No free bid withdrawal: prevents participants from reneging after submitting a bid Altogether, these properties create a fair, private, and economically robust auction primitive integratible for any blockchain.

A Systematic Study of Crypto Wallet Design, Attacks, and Defenses

This research builds a structured knowledge framework for cryptocurrency wallets, aiming to better address the growing number of wallet-related security incidents.

Contributions include:

Wallet design taxonomy: A multi-dimensional classification covering both traditional and emerging wallet types, mapping design choices to known threats and guiding future wallet designs.
Wallet attack framework: A systematization of attack vectors, techniques, and targets, based on surveys of academic work and 85 real-world wallet incidents (2012–2025).
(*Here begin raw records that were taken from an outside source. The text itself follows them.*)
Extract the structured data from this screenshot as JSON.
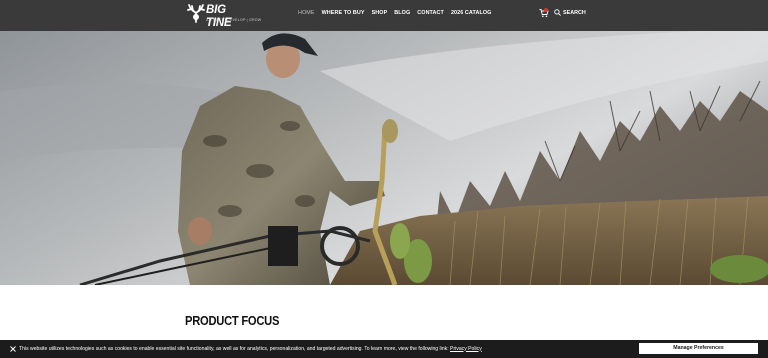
{
  "header": {
    "logo_text": "BIG TINE",
    "logo_tagline": "ATTRACT | DEVELOP | GROW",
    "nav": [
      {
        "label": "HOME",
        "active": true
      },
      {
        "label": "WHERE TO BUY",
        "active": false
      },
      {
        "label": "SHOP",
        "active": false
      },
      {
        "label": "BLOG",
        "active": false
      },
      {
        "label": "CONTACT",
        "active": false
      },
      {
        "label": "2026 CATALOG",
        "active": false
      }
    ],
    "cart_icon": "cart-icon",
    "search_label": "SEARCH",
    "search_icon": "search-icon"
  },
  "hero": {
    "image_description_icon": "hero-photo"
  },
  "main": {
    "section_title": "PRODUCT FOCUS"
  },
  "cookie_banner": {
    "close_icon": "close-icon",
    "text": "This website utilizes technologies such as cookies to enable essential site functionality, as well as for analytics, personalization, and targeted advertising. To learn more, view the following link:",
    "link_text": "Privacy Policy",
    "button_label": "Manage Preferences"
  },
  "colors": {
    "header_bg": "#3a3a3a",
    "cookie_bg": "#1c1c1c",
    "badge": "#d8352a"
  }
}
The study also highlights gaps between academic and industry research.
Defense strategies: A combination of preventive and post-incident mitigation methods, along with an analysis of their effectiveness.

HKT-SmartAudit: A Knowledge-Distillation Framework for Lightweight Smart-Contract Auditing

This study proposes HKT-SmartAudit, a framework for developing lightweight models optimized for smart contract auditing. It features a multi-stage knowledge distillation pipeline that integrates classical distillation, external domain knowledge, and reward-guided learning to transfer high-quality insights from large teacher models. A single-task learning strategy is employed to train compact student models that maintain high accuracy and robustness while significantly reducing computational overhead.

Experiments show that the distilled model outperforms commercial tools and even large LLMs in identifying complex smart-contract vulnerabilities, offering an efficient, scalable auditing solution.

Free Testing, But Expensive Consequences

This article argues that with the rise of LLMs and code-generation tools, the marginal cost of writing tests has dropped near zero—but the flood of new tests has not increased safety. Instead, they introduce maintenance overhead. Many tests catch no real bugs and fail frequently due to intentional code changes, obstructing refactoring and improvement.

The author redefines test value in terms of ROI: The value of a test is the future stream of bugs it prevents minus the cost of maintaining it, adjusted for how much we care about the future. However, LLM-generated tests tend to write only trivial cases and avoid the hard parts (e.g., file writing, API calls), and only test now, not what. The result is an illusion of safety combined with higher project costs.